Узнав, что единственный внук Редена захвачен в плен в немецком отряде под Виттенштейном, Курбский велел освободить его для утешения последних дней немощного старца.
Юноша, закованный в цепи, слышал от товарищей, какая участь ожидает его в Пскове — куда ссылались пленные. Воспитанный в избытке и роскоши, он представлял себе весь ужас неволи — вязни, так назывались пленники, укрываясь от стужи и непогод в ямах, томимые голодом, выходили, подобно привидениям; с жадностью кидаясь на хлеб, бросаемый им за ограду. Блестящие мечты уже исчезли в его воображении, надежды замерли в сердце, — и вдруг он возвращён в дом отеческий!
Курбский был при свидании старца с внуком, видел радостные слёзы их. Между тем как многие в стане роптали, что воевода уменьшает число царских пленников, и тайные враги Курбского стремились к достижению своей цели, молва о сём достигла до пленников ливонских, взятых под Виттенштейном. Чего не могли вынудить у них страхом, в том успело великодушие. Один из пленников просил быть представленным Курбскому, и воевода узнал от него, что не далее, как в восьми милях от русского войска, остановился прежний ливонский магистр Фюрстенберг с сильным отрядом и, ограждённый болотами, выжидал случая напасть с верным успехом.

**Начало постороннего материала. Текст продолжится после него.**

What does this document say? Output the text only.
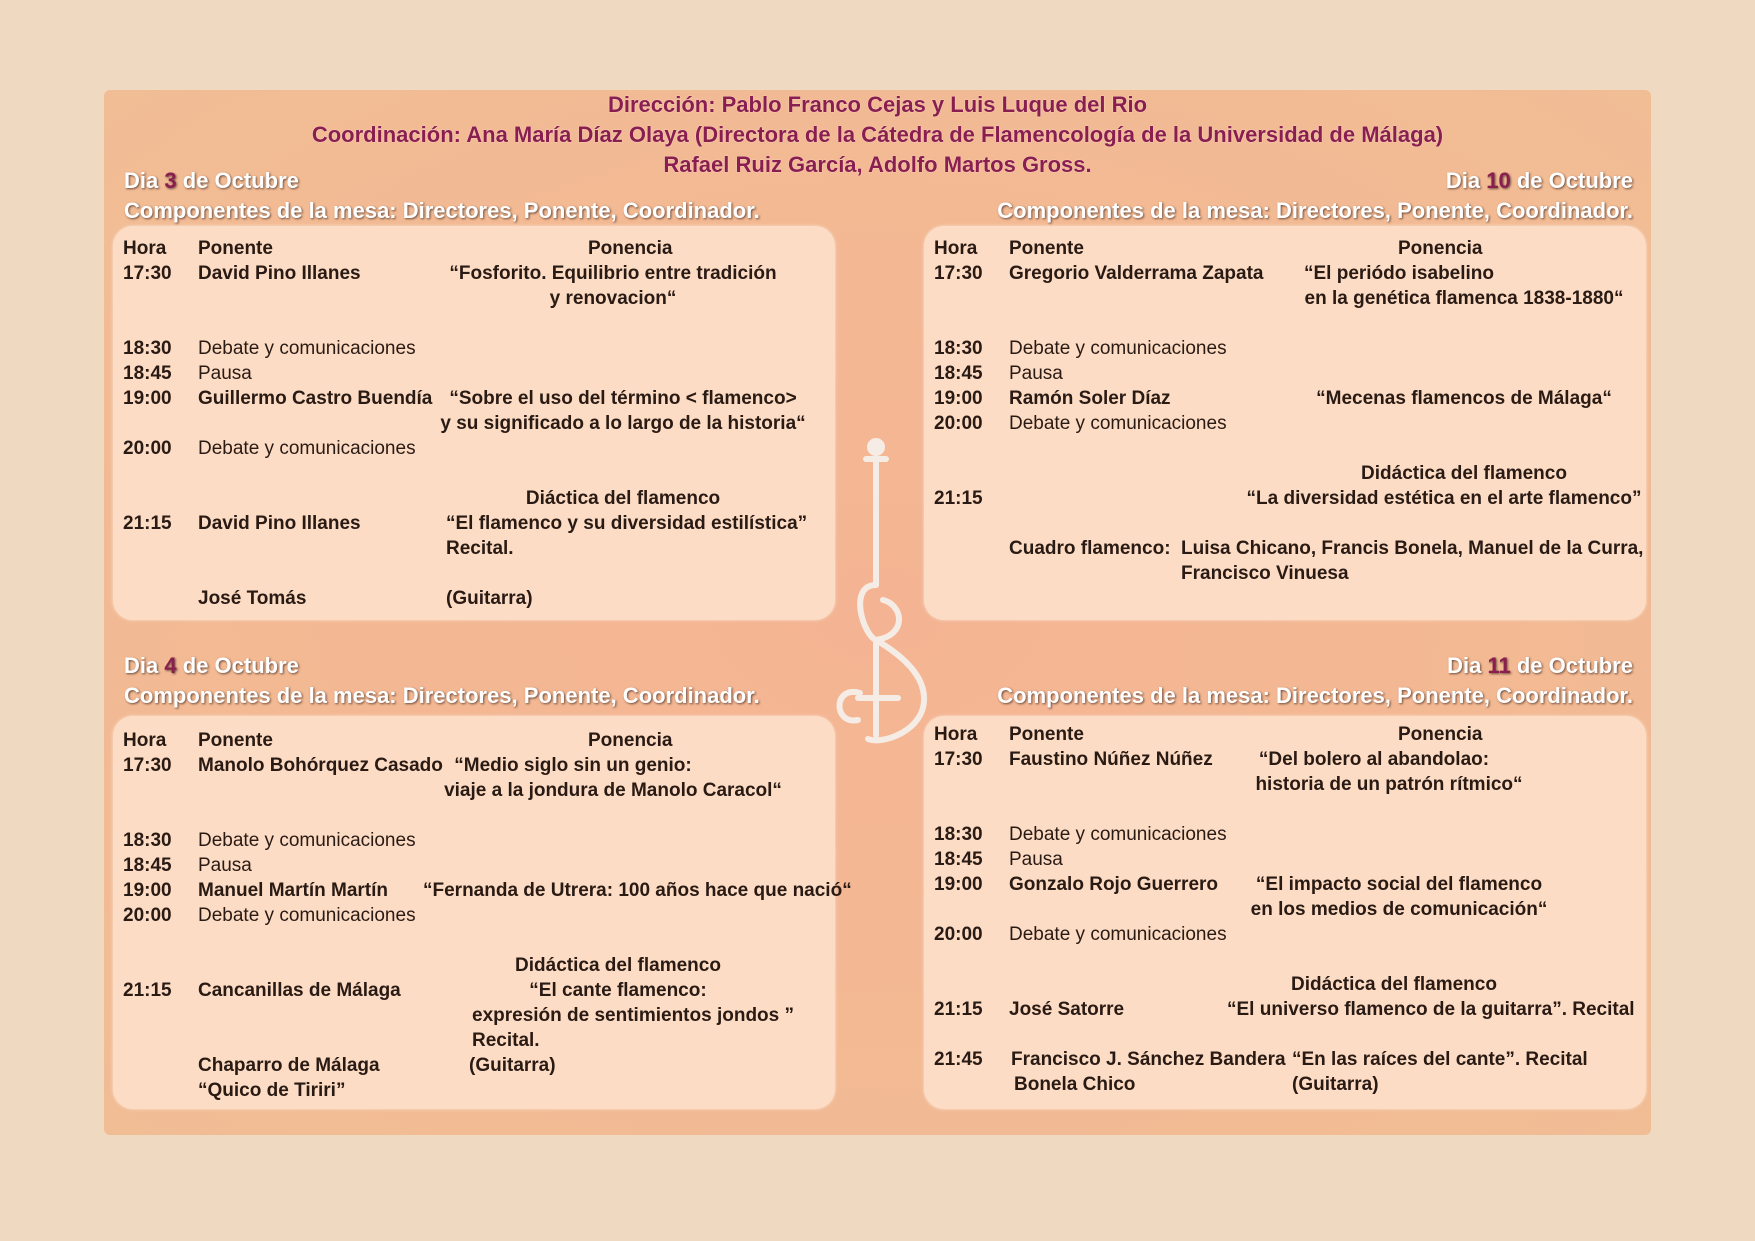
Dirección: Pablo Franco Cejas y Luis Luque del Rio
Coordinación: Ana María Díaz Olaya (Directora de la Cátedra de Flamencología de la Universidad de Málaga)
Rafael Ruiz García, Adolfo Martos Gross.
Dia 3 de Octubre
Componentes de la mesa: Directores, Ponente, Coordinador.
Dia 10 de Octubre
Componentes de la mesa: Directores, Ponente, Coordinador.
Dia 4 de Octubre
Componentes de la mesa: Directores, Ponente, Coordinador.
Dia 11 de Octubre
Componentes de la mesa: Directores, Ponente, Coordinador.
Hora Ponente	Ponencia
17:30 David Pino Illanes	“Fosforito. Equilibrio entre tradición
y renovacion“
18:30 Debate y comunicaciones
18:45 Pausa
19:00 Guillermo Castro Buendía “Sobre el uso del término < flamenco>
y su significado a lo largo de la historia“
20:00 Debate y comunicaciones
Diáctica del flamenco
21:15 David Pino Illanes	“El flamenco y su diversidad estilística”
Recital.
José Tomás	(Guitarra)
Hora Ponente	Ponencia
17:30 Gregorio Valderrama Zapata	“El periódo isabelino
en la genética flamenca 1838-1880“
18:30 Debate y comunicaciones
18:45 Pausa
19:00 Ramón Soler Díaz	“Mecenas flamencos de Málaga“
20:00 Debate y comunicaciones
Didáctica del flamenco
21:15	“La diversidad estética en el arte flamenco”
Cuadro flamenco: Luisa Chicano, Francis Bonela, Manuel de la Curra,
Francisco Vinuesa
Hora Ponente	Ponencia
17:30 Manolo Bohórquez Casado “Medio siglo sin un genio:
viaje a la jondura de Manolo Caracol“
18:30 Debate y comunicaciones
18:45 Pausa
19:00 Manuel Martín Martín “Fernanda de Utrera: 100 años hace que nació“
20:00 Debate y comunicaciones
Didáctica del flamenco
21:15 Cancanillas de Málaga	“El cante flamenco:
expresión de sentimientos jondos ”
Recital.
Chaparro de Málaga	(Guitarra)
“Quico de Tiriri”
Hora Ponente	Ponencia
17:30 Faustino Núñez Núñez	“Del bolero al abandolao:
historia de un patrón rítmico“
18:30 Debate y comunicaciones
18:45 Pausa
19:00 Gonzalo Rojo Guerrero	“El impacto social del flamenco
en los medios de comunicación“
20:00 Debate y comunicaciones
Didáctica del flamenco
21:15 José Satorre	“El universo flamenco de la guitarra”. Recital
21:45 Francisco J. Sánchez Bandera “En las raíces del cante”. Recital
Bonela Chico	(Guitarra)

— Не нам ожидать Фюрстенберга: пусть он ждёт нас! — сказал Курбский и под прикрытием ратников, отправя в Юрьев обозы, отягощённые добычей, оставил при себе полк яртоульный, всадников лёгких и смелых и вместе с Адашевым, задолго до рассвета, двинулся вперёд.
Забелел день, и россияне уже считали второй час от восхождения солнечного, когда войско с трудом пробралось сквозь чащу густого леса и увидело перед собой вязкие болота, поросшие мелким кустарником. Воеводы тронулись вперёд и за ними ратники, сперва строем, но вскоре принуждены были разделиться на малые отряды, стараясь миновать болота излучистыми дорогами; но чем далее, тем опаснее был путь, и наконец воинство увидело себя окружённым отовсюду болотами. Ратники стелили хворост, кидали камни, сыпали землю... Курбский остановился, наблюдая, как перебирались всадники, как малорослые кони их, боясь увязнуть в тине, медленно подавались вперёд, ощупывая ногою надёжную землю.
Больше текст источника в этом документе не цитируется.